巴差站在原地,低头看着他。时光仿佛倒流,又回到那个冰冷的雨夜,那个高大的少年对他说“我捡到你了,我的”。只是这一次,少年跪在了他的面前,献上了全部的未来。
泪水毫无预兆地涌上了巴差的眼眶,但他没有让它们落下。他看着他汶眼中罕见的紧张和那几乎要溢出来的深情,忽然笑了。那笑容灿烂得如同撕裂阴霾的阳光,带着无尽的温柔和坚定。
他没有丝毫犹豫,伸出自己的左手,递到他汶面前,声音轻柔却清晰地传入对方耳中,也通过现场的收音设备,传遍了整个伦披尼,传向无数个屏幕前:
“早就愿意了。” 他说,“从你捡到我的那天起,我就是你的。永远都是。”
他汶的眼睛瞬间亮了,如同被点燃的寒星。他颤抖着手,取出那枚戒指,无比郑重地、小心翼翼地将它套在了巴差左手的无名指上。尺寸刚好。
戒指戴上的瞬间,他汶仿佛完成了生命中最重要的仪式。他站起身,再也无法抑制内心的激荡,一把将巴差紧紧拥入怀中,力道之大,像是要将他融入自己的骨血。
巴差也用力回抱他,将脸埋在他汗湿却无比可靠的肩头。
下一秒,他汶低下头,在数万人的注视下,在象征着泰拳最高荣耀的伦披尼擂台上,深深吻住了他的爱人。这个吻,不再像“国王杯”那次带着宣告的激烈,而是充满了承诺的温柔、失而复得的珍重,以及对未来无限的希冀。

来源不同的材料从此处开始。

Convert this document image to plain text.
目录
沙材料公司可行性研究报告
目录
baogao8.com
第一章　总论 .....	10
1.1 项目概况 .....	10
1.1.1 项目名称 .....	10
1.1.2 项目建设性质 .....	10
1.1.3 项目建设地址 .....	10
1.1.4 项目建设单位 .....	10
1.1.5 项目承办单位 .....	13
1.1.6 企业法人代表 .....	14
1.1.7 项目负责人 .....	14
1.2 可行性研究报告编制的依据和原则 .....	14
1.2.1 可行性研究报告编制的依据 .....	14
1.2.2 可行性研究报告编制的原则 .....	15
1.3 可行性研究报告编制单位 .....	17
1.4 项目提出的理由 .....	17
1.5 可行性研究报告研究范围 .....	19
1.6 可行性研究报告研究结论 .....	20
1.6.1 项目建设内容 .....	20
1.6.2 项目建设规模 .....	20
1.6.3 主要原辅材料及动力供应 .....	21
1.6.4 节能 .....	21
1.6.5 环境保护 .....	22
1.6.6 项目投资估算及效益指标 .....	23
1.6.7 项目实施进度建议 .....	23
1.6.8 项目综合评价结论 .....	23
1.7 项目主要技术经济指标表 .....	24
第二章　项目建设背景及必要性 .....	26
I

全场在短暂的寂静后,爆发出更加惊天动地的欢呼、口哨和祝福的掌声!这突如其来的、发生在终极格斗赛场上的浪漫求婚,如同一剂最炽热的强心针,点燃了所有人的激情!
威罗在台下看着,眼眶发热,紧紧搂住了身边又哭又笑、激动得跳个不停的塔纳贡。普拉维特和萍姨不知何时也来到了场边,普拉维特依旧板着脸,但眼中满是欣慰;萍姨早已感动得泪流满面。
就连贵宾席上一直冷眼旁观的达纳蓬,看到这一幕,脸上优雅的笑容也微微凝固,眼神复杂难明。
聚光灯下,擂台上,一对刚刚赢得胜利、也赢得了彼此未来的爱人紧紧相拥。鲜血、汗水、荣耀、爱情,在这一刻,在伦披尼这个充满暴力美学的圣殿里,交织成了一曲最动人的战歌。
他汶终于松开了巴差,但手依旧紧紧握着对方戴着戒指的手。他看着巴差泛着水光的眼眸和嫣红的脸颊,忽然觉得,之前所有的紧张、所有的笨拙,都值得了。
他握着巴差的手,感受着指尖那枚戒指的存在,心中充满了前所未有的踏实和力量。